I shoot her a poisonous look as I type an SOS text to Kassie about Dad and his new girlfriend. “Mom, don’t say hot-girl summer.”
“I’m just sayin’。 You don’t want to end up with daddy issues like me, or Rachael.”
Too late, Mom, I think, just as a whirl of red pulls into the driveway. It’s Renner. Finally.
SEVEN
Renner’s cherry-red mom-van is infamous. It has a few different names. Sometimes it’s the Cherry Blaster, or the DILF Mobile. Really, it depends on Renner’s mood. He confidently drives it around town, chauffeuring everyone to and from parties when he’s not drinking.

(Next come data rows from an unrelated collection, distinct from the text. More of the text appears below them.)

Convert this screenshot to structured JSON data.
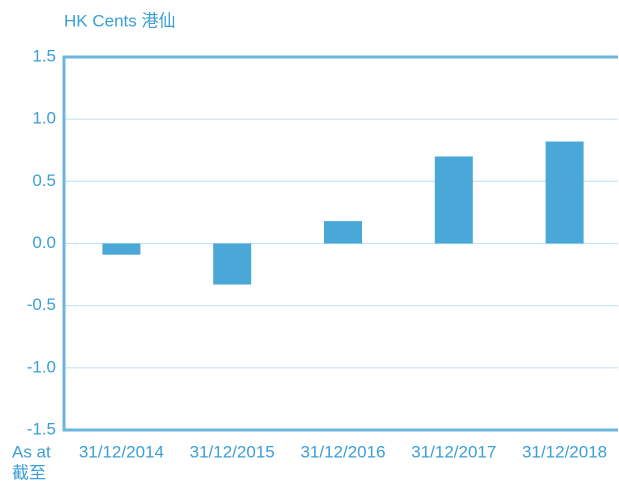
{
  "chart_data": {
    "type": "bar",
    "y_label": "HK Cents 港仙",
    "x_label": [
      "As at",
      "截至"
    ],
    "categories": [
      "31/12/2014",
      "31/12/2015",
      "31/12/2016",
      "31/12/2017",
      "31/12/2018"
    ],
    "values": [
      -0.09,
      -0.33,
      0.18,
      0.7,
      0.82
    ],
    "color": "#4aa8d8",
    "ylim": [
      -1.5,
      1.5
    ],
    "yticks": [
      1.5,
      {
        "value": 1,
        "label": "1.0"
      },
      0.5,
      {
        "value": 0,
        "label": "0.0"
      },
      -0.5,
      {
        "value": -1,
        "label": "-1.0"
      },
      -1.5
    ],
    "grid": true
  }
}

The fresh-laundry scent of his air freshener hits me as I hoist myself into the passenger seat. I cringe, kicking a jock strap out of the way.
Before I can open the Maps app, he whips us out of the driveway like a Hollywood stunt driver—in the complete wrong direction. I death-grip the edge of the seat. “Do you even know where we’re going?”
He lifts one shoulder, arm draped over the wheel. Definitely not ten and two like we learned in driver’s ed. “Eh. I know the general direction.”
“You obviously don’t, because it’s that way,” I say, jerking my thumb backward.
He keeps course while Siri shouts at us to turn around. After the fourth block, he finally pulls over to do a U-turn. “You, of all people, have no right to back seat drive me.”